Já existe, chama-se Padil, Programa de Apoio ao Desenvolvimento da Indústria de Iluminação. Não vamos repetir o que aconteceu com as lâmpadas tradicionais, que têm muita coisa importada. Vamos fazer tudo aqui, e já começamos.
E no mercado internacional, temos condição de competir?
Sim. O grande concorrente seria a China, mas com o dólar agora a R$ 2,40, podendo ir a R$ 2,50, não vejo por que não temos condições de competir. Nós garantimos tranquilamente pelo menos o mercado da América do Sul. Para ir além, tem que ter escala. E aí tem que investir. Para aumentar a produção, tem que botar mais máquinas e o empresário tem que ter confiança para gastar. Os sinais agora são positivos. Nessa área de iluminação, o pessoal está otimista.
São players novos ou é a indústria tradicional?
São players novos. E não são players que estavam na indústria de iluminação, eles são da indústria eletrônica. A chave aqui é a eletrônica, não é mais a tecnologia de vidro das lâmpadas tradicionais, que é muito cara. Até as lâmpadas fluorescentes serão substituídas por lâmpadas de LED, aproveitando toda a carcaça, só tem que desligar o reator, não precisa mais nem da luminária para refletir a luz. O LED, direcional, manda a luz toda para baixo. Isso tudo que temos vai ser substituído a rodo. E o nome desse jogo é escala, tem que ter escala. Das duas empresas que entraram nesse mercado recentemente, uma não tem nada a ver com iluminação. A Elo fabrica medidor de energia elétrica, que hoje são eletrônicos. Eles adaptaram a eletrônica para o LED. A outra empresa é a Intral, que faz reatores e agora está se especializando em iluminação pública com LED. As tradicionais também estão se adaptando, Osram, Philips.
O Inmetro também atua na área de serviços?

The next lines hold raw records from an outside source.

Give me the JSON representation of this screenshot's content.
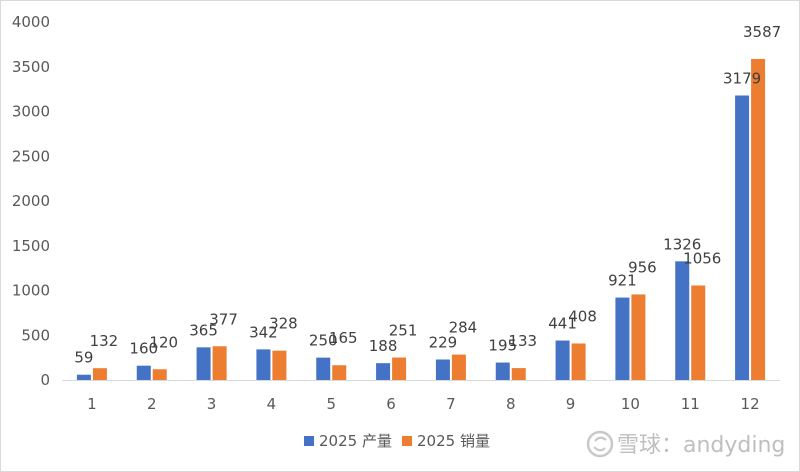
{
  "chart_data": {
    "type": "bar",
    "title": "",
    "xlabel": "",
    "ylabel": "",
    "categories": [
      "1",
      "2",
      "3",
      "4",
      "5",
      "6",
      "7",
      "8",
      "9",
      "10",
      "11",
      "12"
    ],
    "series": [
      {
        "name": "2025 产量",
        "color": "#4472C4",
        "values": [
          59,
          160,
          365,
          342,
          250,
          188,
          229,
          195,
          441,
          921,
          1326,
          3179
        ]
      },
      {
        "name": "2025 销量",
        "color": "#ED7D31",
        "values": [
          132,
          120,
          377,
          328,
          165,
          251,
          284,
          133,
          408,
          956,
          1056,
          3587
        ]
      }
    ],
    "ylim": [
      0,
      4000
    ],
    "yticks": [
      0,
      500,
      1000,
      1500,
      2000,
      2500,
      3000,
      3500,
      4000
    ],
    "grid": false,
    "legend_position": "bottom"
  },
  "watermark": {
    "text": "雪球：andyding",
    "icon": "xueqiu-snowball-icon"
  }
}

Temos vários programas, como o de certificação de meios de hospedagem, de turismo de aventura, de produção integrada de frutas, de treinamento de recursos humanos, de programas de responsabilidade social. Meu trabalho aqui não tem tédio, é bem variado...
Já há foi feita uma certificação para as ONGs?
Essa é uma área bem complicada, temos demanda, mas ainda não temos condições de entrar, porque é um setor muito complexo. Como é que você vai definir isso? Como vai mensurar? Transparência, por exemplo, ainda é algo que não está bem definido na sociedade, envolve um alto grau de interpretação. Dependendo de como se colocam os números, há um alto grau de subjetividade e interpretação. Gostaríamos de poder certificar, mas ainda é complicado.